Singapore: Asia's central banks have started to cut interest rates, judging they need to counter the effect of the US financial crisis on their export-dependent economies as inflation peaks.
Taiwan cut borrowing costs on September 25, joining China, Australia and New Zealand in easing the price of money this month. Inflation rates have slowed in Thailand and Sri Lanka, and policy makers in the Philippines, India and Indonesia forecast price gains will cool before the end of the year.
Lower borrowing costs may spur growth as the economies of the US, Europe and Japan weaken and the deepening credit crisis threatens to tip the world into a recession. Still, some analysts say the inflation fight isn't over and loose monetary policy or a surge in oil costs may spark another bout of higher prices.
"The bias may be shifting too quickly to growth and that is not wise," said Jan Lambregts, head of Asia research at Rabobank International in Hong Kong. "It's too early to declare victory over inflation."
The credit crisis led Lehman Brothers Holdings Inc. to file for bankruptcy and prompted the sale of Merrill Lynch & Co. to Bank of America Corp. this month.

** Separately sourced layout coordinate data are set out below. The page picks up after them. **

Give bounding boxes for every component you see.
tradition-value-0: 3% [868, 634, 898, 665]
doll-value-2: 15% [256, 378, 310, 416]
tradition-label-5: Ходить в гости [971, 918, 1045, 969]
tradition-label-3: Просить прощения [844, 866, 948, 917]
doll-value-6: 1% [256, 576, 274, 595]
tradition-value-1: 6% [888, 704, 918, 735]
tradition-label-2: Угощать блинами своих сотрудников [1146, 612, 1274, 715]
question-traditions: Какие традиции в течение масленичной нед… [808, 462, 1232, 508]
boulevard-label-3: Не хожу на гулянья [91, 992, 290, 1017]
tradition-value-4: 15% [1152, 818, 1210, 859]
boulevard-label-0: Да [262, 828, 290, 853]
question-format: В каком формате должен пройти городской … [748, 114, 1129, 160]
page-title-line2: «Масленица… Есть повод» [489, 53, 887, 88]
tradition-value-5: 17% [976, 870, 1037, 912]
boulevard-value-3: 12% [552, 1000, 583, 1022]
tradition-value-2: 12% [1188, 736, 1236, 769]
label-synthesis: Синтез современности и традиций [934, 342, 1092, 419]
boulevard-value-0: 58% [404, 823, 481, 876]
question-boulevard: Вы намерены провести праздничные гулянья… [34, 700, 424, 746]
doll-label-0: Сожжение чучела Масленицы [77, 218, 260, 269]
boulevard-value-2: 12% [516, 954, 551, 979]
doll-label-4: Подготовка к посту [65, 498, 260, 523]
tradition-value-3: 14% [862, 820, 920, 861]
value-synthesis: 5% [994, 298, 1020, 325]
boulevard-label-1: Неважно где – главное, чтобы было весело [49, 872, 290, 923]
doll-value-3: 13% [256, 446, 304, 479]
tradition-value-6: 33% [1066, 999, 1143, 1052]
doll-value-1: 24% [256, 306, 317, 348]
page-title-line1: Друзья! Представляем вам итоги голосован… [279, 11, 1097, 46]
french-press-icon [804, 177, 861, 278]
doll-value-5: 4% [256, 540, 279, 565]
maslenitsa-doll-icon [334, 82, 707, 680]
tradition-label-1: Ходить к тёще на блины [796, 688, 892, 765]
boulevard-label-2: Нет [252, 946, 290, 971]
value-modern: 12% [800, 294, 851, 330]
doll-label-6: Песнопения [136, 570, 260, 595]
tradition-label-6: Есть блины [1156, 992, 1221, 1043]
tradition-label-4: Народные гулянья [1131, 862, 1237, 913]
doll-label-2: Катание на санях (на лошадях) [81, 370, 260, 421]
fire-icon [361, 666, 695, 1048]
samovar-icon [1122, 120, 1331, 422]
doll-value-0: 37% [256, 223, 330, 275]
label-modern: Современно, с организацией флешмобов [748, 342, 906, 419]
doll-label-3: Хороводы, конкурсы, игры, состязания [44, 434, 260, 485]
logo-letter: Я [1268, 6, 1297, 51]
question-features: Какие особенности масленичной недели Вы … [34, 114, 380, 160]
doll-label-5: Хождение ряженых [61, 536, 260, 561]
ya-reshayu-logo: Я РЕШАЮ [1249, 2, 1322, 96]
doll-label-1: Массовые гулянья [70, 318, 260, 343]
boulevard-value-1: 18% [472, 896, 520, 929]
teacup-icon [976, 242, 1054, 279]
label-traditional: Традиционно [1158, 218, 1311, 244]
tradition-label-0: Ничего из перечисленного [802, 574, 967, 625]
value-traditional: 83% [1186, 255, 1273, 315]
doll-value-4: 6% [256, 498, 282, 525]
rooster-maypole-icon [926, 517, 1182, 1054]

US regulators have seized at least nine lenders since July, the fastest pace in 15 years.
While the contagion from the turmoil isn't likely to infect Asia's banking systems, the credit crisis is hurting exports.
Fewer orders for made-in-Asia goods are cooling industrial production in China, Singapore and Taiwan among others.
Merrill Lynch this month cut its forecast for Asia's growth in 2008 and 2009. The region will expand 7.7 per cent this year, and ease further to 7.3 per cent in 2009. Both were reduced from previous predictions of 7.9 per cent growth.
Taiwan's central bank cut rates by 12.5 basis points to 3.5 per cent on September 25, saying the global financial crisis had heightened the risk of a slowdown.
The People's Bank of China reduced its one-year lending rate to 7.20 per cent from 7.47 per cent on September 15 and Australia's central bank lowered borrowing costs on September 2, its first reduction in seven years.
Some economists are concerned the interest-rates cuts will rekindle inflation. "Put the inflation genie back in the bottle now," said Asian Development Bank chief economist Ifzal Ali. Asia needs to "tighten monetary policy even if it requires a temporary sacrifice of growth."